Tutti siamo stati colpiti e ammirati della sua esperienza di Cristo, sempre tenuta viva nel suo ministero. Ci sembrano sue le parole di Maria di Magdala rivolte al presunto custode del giardino dov’era il sepolcro: «Signore, se l’hai portato via tu, dimmi dove l’hai posto e io andrò a prenderlo». È la fremente ricerca di tutti questi anni, ricerca di un ritorno a casa. Ecco che cosa scriveva due anni e mezzo fa, quando questo ritornare diventava vivo e incontenibile: «La Terra Santa mi resterà sempre una struggente nostalgia e forse è giusto che così sia, perché non perda dentro di me quel rispetto fatto di desiderio, di amore gratuito e libero» (al Custode della Terra Santa, 6-12-2017).

Venerdì scorso avevo chiesto a d. Gabriele di incontrarlo, anche per un consiglio che lui sempre sapeva dare. Solitamente lo faceva prima destrutturando le certezze su cui non confidare e, poi, riservando una sapienza del cuore che riempiva l’animo. Alla fine del nostro incontro preparò il caffè, lo versò. Notai che aveva riempito la mia tazzina mentre la sua era a metà. Ebbi la sensazione che lui, alla fine, ti riempiva dentro, mentre per sé riservava la misura più piccola. Grazie, don Gabriele!

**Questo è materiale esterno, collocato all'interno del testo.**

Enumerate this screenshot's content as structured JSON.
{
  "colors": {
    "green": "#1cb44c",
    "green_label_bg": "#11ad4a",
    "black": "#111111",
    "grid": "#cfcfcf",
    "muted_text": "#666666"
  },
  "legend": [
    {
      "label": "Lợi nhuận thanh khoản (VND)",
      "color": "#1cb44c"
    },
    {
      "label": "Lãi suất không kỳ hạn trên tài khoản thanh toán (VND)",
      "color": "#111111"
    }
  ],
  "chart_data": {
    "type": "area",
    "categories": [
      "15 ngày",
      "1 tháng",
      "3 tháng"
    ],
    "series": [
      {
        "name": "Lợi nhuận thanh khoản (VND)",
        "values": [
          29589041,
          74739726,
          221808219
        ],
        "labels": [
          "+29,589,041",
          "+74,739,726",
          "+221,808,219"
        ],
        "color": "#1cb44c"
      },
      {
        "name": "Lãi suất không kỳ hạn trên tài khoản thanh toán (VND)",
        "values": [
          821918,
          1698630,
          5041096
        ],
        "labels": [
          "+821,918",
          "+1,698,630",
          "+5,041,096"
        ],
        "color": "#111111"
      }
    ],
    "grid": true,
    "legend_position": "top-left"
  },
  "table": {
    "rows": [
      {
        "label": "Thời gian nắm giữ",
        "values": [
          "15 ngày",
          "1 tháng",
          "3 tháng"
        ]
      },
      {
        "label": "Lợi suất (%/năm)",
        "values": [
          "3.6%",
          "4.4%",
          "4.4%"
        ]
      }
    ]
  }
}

Ora lascio la parola a lui. L’ha scritta, come testamento spirituale, il 10 agosto 2018:

«Ringrazio Dio del papà, della mamma e dei fratelli che mi ha dato. Lo ringrazio dei parrocchiani di Longarone, di Limana, di Arabba, di San Giovanni, di Ornella, di Cencenighe, di San Tomaso, di Anzù, di Sanzan e di quelli che mi sta per donare di Colle Santa Lucia e di Selva di Cadore. Ringrazio il Signore di avermi donato Gerusalemme, che è stata ed è la mia vita. Lo ringrazio dell’amicizia che mi ha concesso di ricevere e di donare. Il pensiero della morte, realtà meravigliosa dentro l’amicizia tra il Signore e me, mi ha sempre dato, e continua a darmi gioia, morte che ho sempre atteso intensamente dall’età di quattordici anni e che affido sorridendo alle mani della Vergine, mia madre del cielo, perché mi generi a quella vita che ho costantemente desiderato. Quanti mi vogliono bene non possono piangere la mia morte, ma devono condividere con me quelle gioie che il Signore mi permette di vivere in questo momento. Stiano certi che non dimentico in cielo quanti non ho dimenticato in terra. Ringrazio e porto con me quanti mi vogliono bene, un bene che ho sempre pensato di non meritare. Ringrazio il Signore di avermi donato la Chiesa, di avermi donato di servirla, di avermi insegnato ad amarla e a soffrire per Essa. Grazie, Signore, di tutto, della vita e della morte, delle gioie e del dolore, dell’amore e della solidarietà, della fede e della luce e delle tenebre della notte, delle preghiere, del perdono che mi hai donato e del bene che ti sei degnato di operare in me e attraverso di me. Grazie dell’umanità che mi hai fatto incontrare, soprattutto di tutti coloro che mi hanno aiutato a compiere il bene e ad avvicinarmi a te. Il mio spirito esulta! Beato chi abita la tua casa!».